Earlier in Introduction to case studies we introduced the Alice and Bob case studies where Alice is deploying a private government cloud and Bob is deploying a public cloud each with different security requirements. Here we discuss how Alice and Bob would address monitoring and logging in the public vs a private cloud. In both instances, time synchronization and a centralized store of logs become extremely important for performing proper assessments and troubleshooting of anomalies. Just collecting logs is not very useful, a robust monitoring system must be built to generate actionable events.
As Alice is building out a new cloud within an existing organization, she is able to leverage several existing tools inside the existing business unit to help monitor and log her environment. She assigns a resource to the Security Operations Center (SOC) to monitor and respond to alerts coming from the new infrastructure. She uses a currently existing Security Event and Incident Management (SEIM) solution, and configures secure logging to the SEIM event collector. Alice and the SOC analyst build the SEIM views so that logs are correlated by type, and trigger alerts on unexpected or “interesting” events, such as a successful login by a user immediately after a string of failed login attempts within a given timeframe. The SOC analyst is also given escalation protocols and contact information so that when an specific event occurs, the analyst will escalate to the proper resource and coordinate communications about the event.

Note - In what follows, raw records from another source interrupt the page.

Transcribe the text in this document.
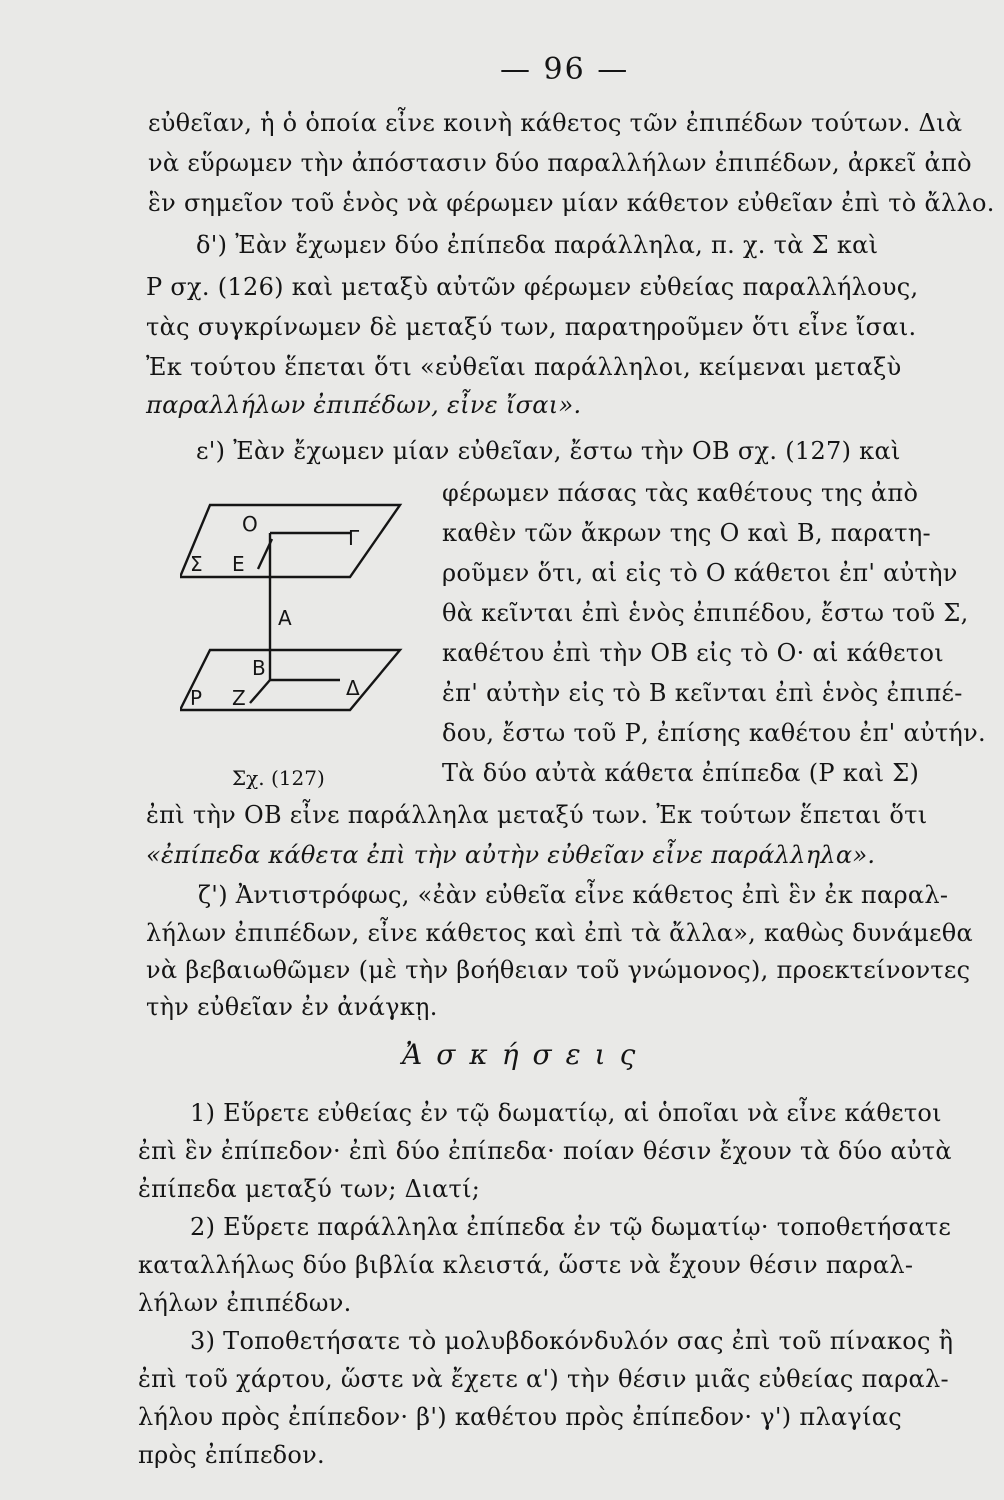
— 96 —
εὐθεῖαν, ἡ ὁ ὁποία εἶνε κοινὴ κάθετος τῶν ἐπιπέδων τούτων. Διὰ
νὰ εὕρωμεν τὴν ἀπόστασιν δύο παραλλήλων ἐπιπέδων, ἀρκεῖ ἀπὸ
ἓν σημεῖον τοῦ ἑνὸς νὰ φέρωμεν μίαν κάθετον εὐθεῖαν ἐπὶ τὸ ἄλλο.
δ') Ἐὰν ἔχωμεν δύο ἐπίπεδα παράλληλα, π. χ. τὰ Σ καὶ
Ρ σχ. (126) καὶ μεταξὺ αὐτῶν φέρωμεν εὐθείας παραλλήλους,
τὰς συγκρίνωμεν δὲ μεταξύ των, παρατηροῦμεν ὅτι εἶνε ἴσαι.
Ἐκ τούτου ἕπεται ὅτι «εὐθεῖαι παράλληλοι, κείμεναι μεταξὺ
παραλλήλων ἐπιπέδων, εἶνε ἴσαι».
ε') Ἐὰν ἔχωμεν μίαν εὐθεῖαν, ἔστω τὴν ΟΒ σχ. (127) καὶ
Ο
Γ
Σ Ε
Α
Β
Δ
Ρ Ζ
Σχ. (127)
φέρωμεν πάσας τὰς καθέτους της ἀπὸ
καθὲν τῶν ἄκρων της Ο καὶ Β, παρατη-
ροῦμεν ὅτι, αἱ εἰς τὸ Ο κάθετοι ἐπ' αὐτὴν
θὰ κεῖνται ἐπὶ ἑνὸς ἐπιπέδου, ἔστω τοῦ Σ,
καθέτου ἐπὶ τὴν ΟΒ εἰς τὸ Ο· αἱ κάθετοι
ἐπ' αὐτὴν εἰς τὸ Β κεῖνται ἐπὶ ἑνὸς ἐπιπέ-
δου, ἔστω τοῦ Ρ, ἐπίσης καθέτου ἐπ' αὐτήν.
Τὰ δύο αὐτὰ κάθετα ἐπίπεδα (Ρ καὶ Σ)
ἐπὶ τὴν ΟΒ εἶνε παράλληλα μεταξύ των. Ἐκ τούτων ἕπεται ὅτι
«ἐπίπεδα κάθετα ἐπὶ τὴν αὐτὴν εὐθεῖαν εἶνε παράλληλα».
ζ') Ἀντιστρόφως, «ἐὰν εὐθεῖα εἶνε κάθετος ἐπὶ ἓν ἐκ παραλ-
λήλων ἐπιπέδων, εἶνε κάθετος καὶ ἐπὶ τὰ ἄλλα», καθὼς δυνάμεθα
νὰ βεβαιωθῶμεν (μὲ τὴν βοήθειαν τοῦ γνώμονος), προεκτείνοντες
τὴν εὐθεῖαν ἐν ἀνάγκῃ.
Ἀσκήσεις
1) Εὕρετε εὐθείας ἐν τῷ δωματίῳ, αἱ ὁποῖαι νὰ εἶνε κάθετοι
ἐπὶ ἓν ἐπίπεδον· ἐπὶ δύο ἐπίπεδα· ποίαν θέσιν ἔχουν τὰ δύο αὐτὰ
ἐπίπεδα μεταξύ των; Διατί;
2) Εὕρετε παράλληλα ἐπίπεδα ἐν τῷ δωματίῳ· τοποθετήσατε
καταλλήλως δύο βιβλία κλειστά, ὥστε νὰ ἔχουν θέσιν παραλ-
λήλων ἐπιπέδων.
3) Τοποθετήσατε τὸ μολυβδοκόνδυλόν σας ἐπὶ τοῦ πίνακος ἢ
ἐπὶ τοῦ χάρτου, ὥστε νὰ ἔχετε α') τὴν θέσιν μιᾶς εὐθείας παραλ-
λήλου πρὸς ἐπίπεδον· β') καθέτου πρὸς ἐπίπεδον· γ') πλαγίας
πρὸς ἐπίπεδον.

Alice ensures that only her resource in the SOC has access to SEIM feeds from her systems as well as the database back-end. She also gives the services teams read-only access to separate views SEIM feeds so that they can perform compliance-related duties such as regular log review or create tickets for tracking and other engagement. Finally, based on the default reporting that is currently built out, Alice may choose to hire a consultant to ensure specific events are captured for compliance purposes, or that specific events trigger the proper SEIM workflows.
Bob is also building out a new cloud group, and outlines both a Security Operations Center (SOC), as well as the processes and procedures for responding to security events. As Bob’s cloud will be able to be used by “anyone with a credit card” he wants to have a well-defined policy in place for issues that may arise. He outlines how SOC analysts can respond to malicious traffic detection, instances being compromised, external requests, and more. To aid the SOC he configures an Elasticsearch, Logstash, and Kibana (ELK) cluster to collect, correlate and identify security events. Bob also builds a Django based web application for his customers to perform self-service log retrieval from the Logstash systems. He does not allow user requests and ensures tenant validation so that tenants only have access to their own log events. Finally, Bob configures an NTP server to ensure all events maintain a consistent timeline.